OrientDB etl v.2.2.20 (build 76ab59e72943d0ba196188ed100c882be4315139) https://www.orientdb.com
[file] INFO Load from file /tmp/databases/test_data1/database.json
[orientdb] INFO Dropping existent database 'plocal:/opt/orientdb/databases/example3'...
BEGIN ETL PROCESSOR
[file] INFO Reading from file /tmp/databases/test_data1/database.json with encoding UTF-8
Started execution with 1 worker threads
+ extracted 0 entries (0 entries/sec) - 0 entries -> loaded 0 documents (0 documents/sec) Total time: 1000ms [0 warnings, 0 errors]
[orientdb] DEBUG - OrientDBLoader: created class 'Account'
[orientdb] DEBUG orientdb: found 0 documents in class 'null'
Start extracting
[0:log] DEBUG Transformer input: {id:1,name:xyz}
Extraction completed
[0:log] INFO {id:1,name:xyz}
[0:log] DEBUG Transformer output: {id:1,name:xyz}
Pipeline execution halted

2018-12-06 13:47:41:386 SEVER {db=example3} ETL process halted: com.orientechnologies.orient.etl.OETLProcessHaltedException: Cannot insert new document {id:1,name:xyz} because it has not class [OETLProcessor$OETLPipelineWorker][orientdb] INFO committing
Pipeline worker done without errors: false
END ETL PROCESSOR
+ extracted 3 entries (15 entries/sec) - 3 entries -> loaded 0 documents (0 documents/sec) Total time: 1190ms [0 warnings, 1 errors]

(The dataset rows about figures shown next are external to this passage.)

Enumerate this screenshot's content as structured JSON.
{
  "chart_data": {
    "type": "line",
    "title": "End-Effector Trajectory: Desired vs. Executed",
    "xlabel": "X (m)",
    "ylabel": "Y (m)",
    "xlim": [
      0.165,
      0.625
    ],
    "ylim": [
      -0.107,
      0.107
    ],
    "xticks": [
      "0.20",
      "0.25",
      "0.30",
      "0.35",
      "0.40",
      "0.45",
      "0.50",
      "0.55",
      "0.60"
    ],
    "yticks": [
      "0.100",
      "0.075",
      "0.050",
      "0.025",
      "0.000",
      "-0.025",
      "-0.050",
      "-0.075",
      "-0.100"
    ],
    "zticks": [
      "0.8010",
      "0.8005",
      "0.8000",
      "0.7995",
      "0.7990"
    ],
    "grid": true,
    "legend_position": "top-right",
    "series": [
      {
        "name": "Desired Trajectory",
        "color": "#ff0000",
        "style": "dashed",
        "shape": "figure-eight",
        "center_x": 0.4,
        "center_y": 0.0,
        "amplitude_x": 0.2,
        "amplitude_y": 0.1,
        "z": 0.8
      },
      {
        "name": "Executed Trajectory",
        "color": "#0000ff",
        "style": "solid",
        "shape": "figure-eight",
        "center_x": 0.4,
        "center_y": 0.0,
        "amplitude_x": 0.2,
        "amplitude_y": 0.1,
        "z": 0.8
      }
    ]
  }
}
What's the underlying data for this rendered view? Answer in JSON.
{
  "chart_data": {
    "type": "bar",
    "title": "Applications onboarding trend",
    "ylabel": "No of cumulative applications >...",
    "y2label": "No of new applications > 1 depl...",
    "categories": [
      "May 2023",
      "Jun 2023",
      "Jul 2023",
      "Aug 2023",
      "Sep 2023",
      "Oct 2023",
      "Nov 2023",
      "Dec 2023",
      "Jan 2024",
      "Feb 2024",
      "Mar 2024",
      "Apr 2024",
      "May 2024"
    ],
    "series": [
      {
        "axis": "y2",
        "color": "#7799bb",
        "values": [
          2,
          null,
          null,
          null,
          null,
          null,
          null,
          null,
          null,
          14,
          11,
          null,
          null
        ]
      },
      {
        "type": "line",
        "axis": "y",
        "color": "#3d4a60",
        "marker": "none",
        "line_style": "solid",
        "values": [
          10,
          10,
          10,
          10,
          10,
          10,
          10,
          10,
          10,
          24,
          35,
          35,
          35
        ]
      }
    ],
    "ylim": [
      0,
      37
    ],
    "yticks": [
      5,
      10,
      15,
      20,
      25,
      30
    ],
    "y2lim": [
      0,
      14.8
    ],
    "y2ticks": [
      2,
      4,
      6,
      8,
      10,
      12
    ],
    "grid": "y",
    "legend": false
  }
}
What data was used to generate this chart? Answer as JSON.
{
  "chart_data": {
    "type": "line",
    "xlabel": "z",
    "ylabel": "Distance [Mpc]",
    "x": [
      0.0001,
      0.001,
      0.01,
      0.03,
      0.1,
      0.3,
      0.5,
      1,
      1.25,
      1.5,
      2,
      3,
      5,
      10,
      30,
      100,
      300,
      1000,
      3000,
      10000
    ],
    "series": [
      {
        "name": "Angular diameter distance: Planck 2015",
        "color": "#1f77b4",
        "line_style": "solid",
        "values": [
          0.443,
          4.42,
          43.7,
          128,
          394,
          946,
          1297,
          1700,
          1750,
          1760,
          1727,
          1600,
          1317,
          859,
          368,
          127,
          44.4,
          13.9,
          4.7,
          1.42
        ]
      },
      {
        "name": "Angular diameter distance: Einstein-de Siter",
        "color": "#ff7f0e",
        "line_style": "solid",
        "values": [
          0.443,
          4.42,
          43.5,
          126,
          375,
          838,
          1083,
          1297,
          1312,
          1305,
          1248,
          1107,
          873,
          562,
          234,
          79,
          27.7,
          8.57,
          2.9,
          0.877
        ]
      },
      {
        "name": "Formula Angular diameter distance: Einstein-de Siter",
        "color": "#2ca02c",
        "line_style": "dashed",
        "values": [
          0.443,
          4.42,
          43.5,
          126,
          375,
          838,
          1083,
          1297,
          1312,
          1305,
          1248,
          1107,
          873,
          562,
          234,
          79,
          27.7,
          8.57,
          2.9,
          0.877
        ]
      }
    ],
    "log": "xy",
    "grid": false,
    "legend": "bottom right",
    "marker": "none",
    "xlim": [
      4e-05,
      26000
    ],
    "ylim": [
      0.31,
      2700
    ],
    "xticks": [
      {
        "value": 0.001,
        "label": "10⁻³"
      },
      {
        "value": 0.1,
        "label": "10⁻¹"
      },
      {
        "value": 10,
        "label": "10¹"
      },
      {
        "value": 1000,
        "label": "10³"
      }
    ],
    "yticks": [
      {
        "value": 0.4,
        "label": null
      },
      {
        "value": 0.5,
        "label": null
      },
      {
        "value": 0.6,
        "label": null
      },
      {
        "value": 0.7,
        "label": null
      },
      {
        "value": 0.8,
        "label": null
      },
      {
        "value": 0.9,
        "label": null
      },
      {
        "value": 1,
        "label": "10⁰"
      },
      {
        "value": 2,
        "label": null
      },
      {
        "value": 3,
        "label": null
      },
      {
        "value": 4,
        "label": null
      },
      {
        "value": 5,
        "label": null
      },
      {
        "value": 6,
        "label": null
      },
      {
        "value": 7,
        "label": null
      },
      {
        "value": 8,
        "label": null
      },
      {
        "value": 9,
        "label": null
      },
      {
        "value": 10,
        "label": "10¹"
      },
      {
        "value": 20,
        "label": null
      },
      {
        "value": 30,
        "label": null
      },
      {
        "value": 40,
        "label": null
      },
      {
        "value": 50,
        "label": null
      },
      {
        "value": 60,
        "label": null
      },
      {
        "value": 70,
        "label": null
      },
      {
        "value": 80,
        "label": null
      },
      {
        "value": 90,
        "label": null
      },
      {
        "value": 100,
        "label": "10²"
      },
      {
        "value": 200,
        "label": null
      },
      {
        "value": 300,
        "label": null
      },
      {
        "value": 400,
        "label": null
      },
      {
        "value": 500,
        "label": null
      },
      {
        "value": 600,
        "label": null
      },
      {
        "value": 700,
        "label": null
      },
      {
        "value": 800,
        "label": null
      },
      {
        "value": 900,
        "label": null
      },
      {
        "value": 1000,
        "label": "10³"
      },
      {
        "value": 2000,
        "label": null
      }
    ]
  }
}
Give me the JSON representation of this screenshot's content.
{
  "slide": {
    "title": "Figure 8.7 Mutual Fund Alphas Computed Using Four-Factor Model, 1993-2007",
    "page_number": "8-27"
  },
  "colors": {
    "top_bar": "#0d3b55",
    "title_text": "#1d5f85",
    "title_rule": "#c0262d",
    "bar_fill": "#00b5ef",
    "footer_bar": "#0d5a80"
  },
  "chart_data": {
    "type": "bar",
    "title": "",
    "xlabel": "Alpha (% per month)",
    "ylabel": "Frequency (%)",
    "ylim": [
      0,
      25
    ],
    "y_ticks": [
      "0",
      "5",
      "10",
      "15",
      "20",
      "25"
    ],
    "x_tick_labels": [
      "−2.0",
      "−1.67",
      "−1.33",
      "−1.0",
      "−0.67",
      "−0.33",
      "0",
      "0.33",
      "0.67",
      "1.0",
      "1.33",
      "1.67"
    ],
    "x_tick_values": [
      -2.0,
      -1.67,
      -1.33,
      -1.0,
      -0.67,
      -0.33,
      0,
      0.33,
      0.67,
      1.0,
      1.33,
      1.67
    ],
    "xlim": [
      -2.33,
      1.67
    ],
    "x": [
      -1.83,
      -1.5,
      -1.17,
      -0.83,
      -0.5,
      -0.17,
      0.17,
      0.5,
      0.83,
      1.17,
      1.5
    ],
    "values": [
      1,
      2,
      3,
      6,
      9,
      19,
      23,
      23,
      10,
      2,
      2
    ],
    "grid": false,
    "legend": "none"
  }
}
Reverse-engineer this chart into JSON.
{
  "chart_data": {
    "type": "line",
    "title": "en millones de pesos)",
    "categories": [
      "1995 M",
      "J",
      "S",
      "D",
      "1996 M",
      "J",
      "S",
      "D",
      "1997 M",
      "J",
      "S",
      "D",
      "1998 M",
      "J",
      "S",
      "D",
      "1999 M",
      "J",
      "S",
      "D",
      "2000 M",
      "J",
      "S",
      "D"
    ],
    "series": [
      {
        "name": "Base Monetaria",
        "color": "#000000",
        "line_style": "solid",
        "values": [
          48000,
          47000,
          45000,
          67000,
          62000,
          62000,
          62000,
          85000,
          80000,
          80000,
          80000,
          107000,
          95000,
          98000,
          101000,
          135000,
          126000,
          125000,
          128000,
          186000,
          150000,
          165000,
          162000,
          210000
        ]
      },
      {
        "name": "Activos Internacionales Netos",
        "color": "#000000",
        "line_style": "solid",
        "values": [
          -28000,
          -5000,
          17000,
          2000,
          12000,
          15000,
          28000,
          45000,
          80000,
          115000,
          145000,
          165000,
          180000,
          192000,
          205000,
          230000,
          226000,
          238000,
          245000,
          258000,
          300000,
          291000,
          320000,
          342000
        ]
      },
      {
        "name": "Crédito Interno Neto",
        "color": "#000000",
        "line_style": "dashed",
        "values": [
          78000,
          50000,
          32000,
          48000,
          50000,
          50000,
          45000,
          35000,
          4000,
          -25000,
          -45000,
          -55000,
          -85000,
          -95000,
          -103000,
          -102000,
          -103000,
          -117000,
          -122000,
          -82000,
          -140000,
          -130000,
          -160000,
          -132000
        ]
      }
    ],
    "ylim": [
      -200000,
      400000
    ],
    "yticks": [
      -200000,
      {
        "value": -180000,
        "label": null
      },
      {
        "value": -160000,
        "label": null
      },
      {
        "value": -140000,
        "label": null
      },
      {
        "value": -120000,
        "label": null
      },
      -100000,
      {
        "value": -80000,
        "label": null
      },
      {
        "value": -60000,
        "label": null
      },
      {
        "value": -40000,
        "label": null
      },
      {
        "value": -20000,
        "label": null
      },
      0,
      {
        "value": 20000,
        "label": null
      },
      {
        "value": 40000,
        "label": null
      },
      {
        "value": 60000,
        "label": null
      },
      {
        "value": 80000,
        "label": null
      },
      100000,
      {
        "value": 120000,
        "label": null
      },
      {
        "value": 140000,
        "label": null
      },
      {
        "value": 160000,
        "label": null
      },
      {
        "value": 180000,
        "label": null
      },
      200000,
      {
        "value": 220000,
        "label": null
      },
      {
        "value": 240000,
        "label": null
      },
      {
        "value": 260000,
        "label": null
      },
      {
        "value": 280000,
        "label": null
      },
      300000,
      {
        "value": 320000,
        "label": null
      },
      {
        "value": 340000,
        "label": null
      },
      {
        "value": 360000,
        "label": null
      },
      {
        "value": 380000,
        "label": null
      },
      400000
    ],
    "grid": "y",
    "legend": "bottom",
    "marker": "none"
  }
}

Need help in resolving this issue. Also would like to know if OrientDB is a good choice for using it only as a document store since did not find many use cases around it. Most of the uses cases are w.r.t. Graph.


Solution

  • You're configuration it's almost right, you need to assign the class to each document being processed by the pipeline. Add a field transformer that set the class name:

    "transformers": [
    {
      "log": {}
    },
    {
      "field": {
        "fieldName": "@class",
        "value": "Account"
      }
    }],
    

    I tested locally, this is the output from console:

        orientdb {db=docDb}> select from Account
    
    +----+-----+-------+----+----+
    |#   |@RID |@CLASS |id  |name|
    +----+-----+-------+----+----+
    |0   |#25:0|Account|1   |xyz |
    |1   |#26:0|Account|2   |pqr |
    |2   |#27:0|Account|3   |abc |
    +----+-----+-------+----+----+
    
    3 item(s) found. Query executed in 0.006 sec(s).